ANORA en VOD
- De
- 2024
- 133 mn



- Comédie
- Etats-Unis
- - 12 ans
- VM - HD
PARCE QUE
Reparti avec la Palme d’or du Festival de Cannes 2024, Anora n’a pas échappé à la règle immuable de cette récompense : déclencher de vifs débats. Le film de Sean Baker, que personne n’avait vraiment vu venir si haut dans le classement des prix, méritait-il la distinction suprême alors que son intrigue peut sembler mince et son propos peu politique ? A-t-il été favorisé par la présidente du jury, Greta Gerwig, estampillée ciné indé américain, qui aurait reconnu chez le réalisateur de The Florida Project l’un de ses pairs ? Dans tous les cas, le long-métrage pop ne ressemble pas vraiment à la palme classique auteurisante. Mais on aurait tort de voir dans ce voyage effréné auprès d’une travailleuse du sexe de Brooklyn un film simpliste et peu abouti, bien au contraire.

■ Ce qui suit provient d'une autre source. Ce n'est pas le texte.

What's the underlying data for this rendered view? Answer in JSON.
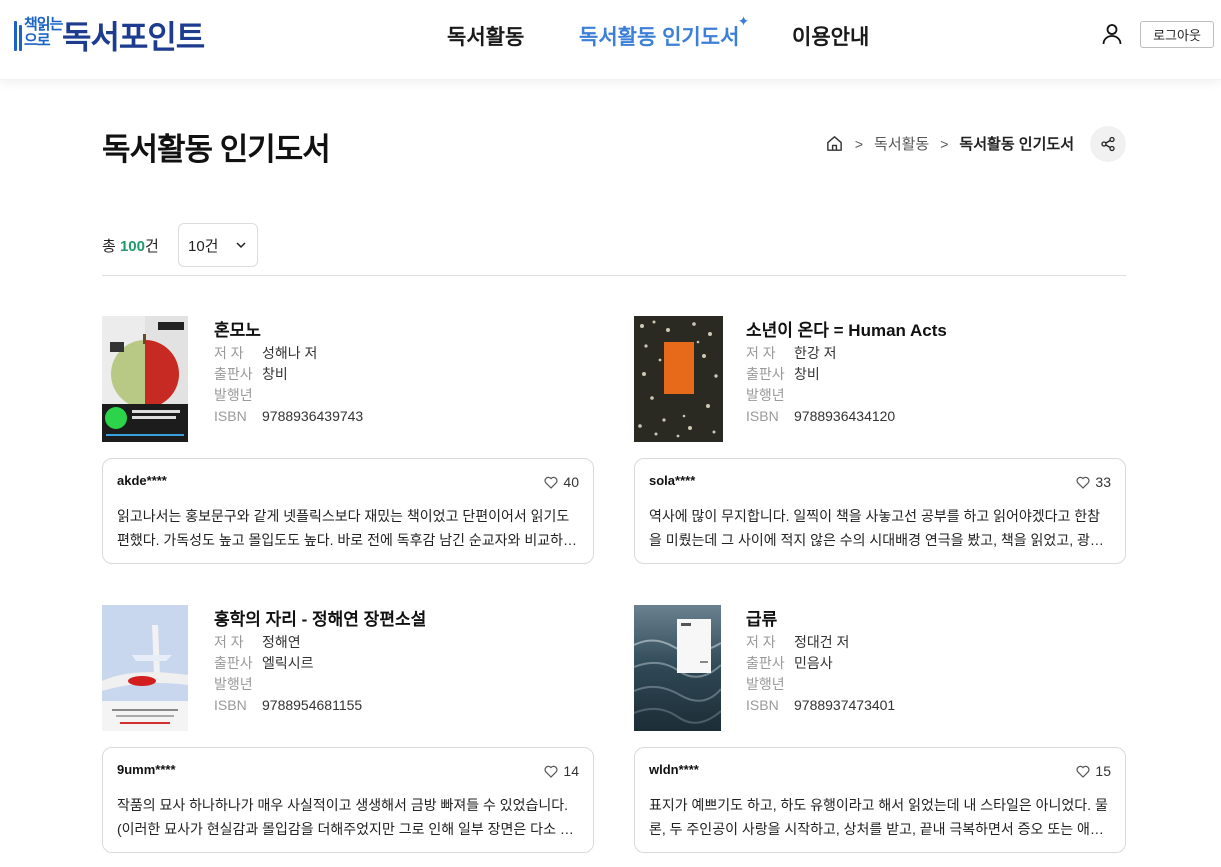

Sean Baker aime filmer la marge. Lui qui s’est intéressé à un migrant ghanéen (Prince of Broadway), des prostituées trans (Tangerine), une mère célibataire précaire (The Florida Project) ou encore un ancien acteur porno fauché (Red Rocket) jette cette fois-ci son dévolu sur Anora, qui préfère qu’on l’appelle Ani, strip-teaseuse dans un club new-yorkais et escort à ses heures supplémentaires (grassement) payées. Lorsqu’elle tombe par hasard sur le fils d’un oligarque russe qui l’emploie à la semaine, la jeune ambitieuse flaire le bon plan. Lorsqu’il l’embarque à Las Vegas et la demande en mariage, elle met du temps à réaliser que l’ascenseur social s’est peut-être décidé à tenir ses promesses. Serait-il enfin venu, le temps de la vie facile de suites de luxe en soirées open bar ? Pas si vite. Sitôt la bague au doigt passée, les parents du garçon envoient leurs hommes de main pour exiger une annulation.
Dès la première partie du film, course tourbillonnante et endiablée, féérique jusqu’à l’overdose, la caméra du cinéaste américain sait distiller des éléments de malaise qui laissent préfigurer l’effondrement. Il y a dans cette débauche d’argent quelque chose de forcément un peu terrifiant, jusqu’au pathétique, et Sean Baker a l’intelligence de nous montrer Ani comme toujours un peu extérieure à cette vie qui ne lui ressemble pas et à laquelle, au fond, elle sait qu’elle n’a pas le droit d’appartenir. Anora s’articule ensuite autour d’une scène pivot extraordinairement maîtrisée dans son timing comique, avec un sens des champ-contrechamp et des mouvements de caméra extraordinaires. Mais là encore, le cinéaste a surtout l’art de présenter, sans en avoir l’air, au gré d’un décadrage et d’une mise au point sur son arrière-plan, ce qui sera important pour la suite. En l’occurrence, le personnage d’Igor, homme de main arménien bourru et juvénile à la fois, drôle à son insu. Puis, c’est reparti pour une autre course dans la nuit new-yorkaise, effrénée et hurlante, nouvelle preuve s’il en fallait une que Sean Baker ne maîtrise rien tant que les scènes de disputes.
Mais l’immense mérite d’Anora est surtout de ne jamais perdre son point de vue sur les ultra-riches, et non à leur place. Pour une fois, dans la nuée de fictions qui fleurissent, sur petit comme grand écran, autour des 1% qui se déplacent en jet privé et donnent un prix même pour les choses qui n’en ont pas, en voici une qui montre l’envers du décor : les conséquences de cette insouciance sur le reste du monde. Cela passe par un plan furtif sur les personnes chargées de nettoyer la villa des oligarques après une soirée dantesque, par un autre tout aussi bref sur le visage d’un employé d’un hôtel de Las Vegas qui vient de se faire conspuer « pour de faux » mais surtout par Ani, Cendrillon moderne à qui l’on arrachera sans vergogne ses pantoufles de vair. Dans le rôle, Mikey Madison, entraperçue dans Scream V, est époustouflante, capable de passer du cri de rage à l’étincelle de malice ou du rire solaire à la mélancolie insondable en moins de temps qu’il n’en faut à un oligarque pour obtenir un prêt bancaire. Si la palme d’or a fait débat, l’actrice, elle, a mis tout le monde d’accord.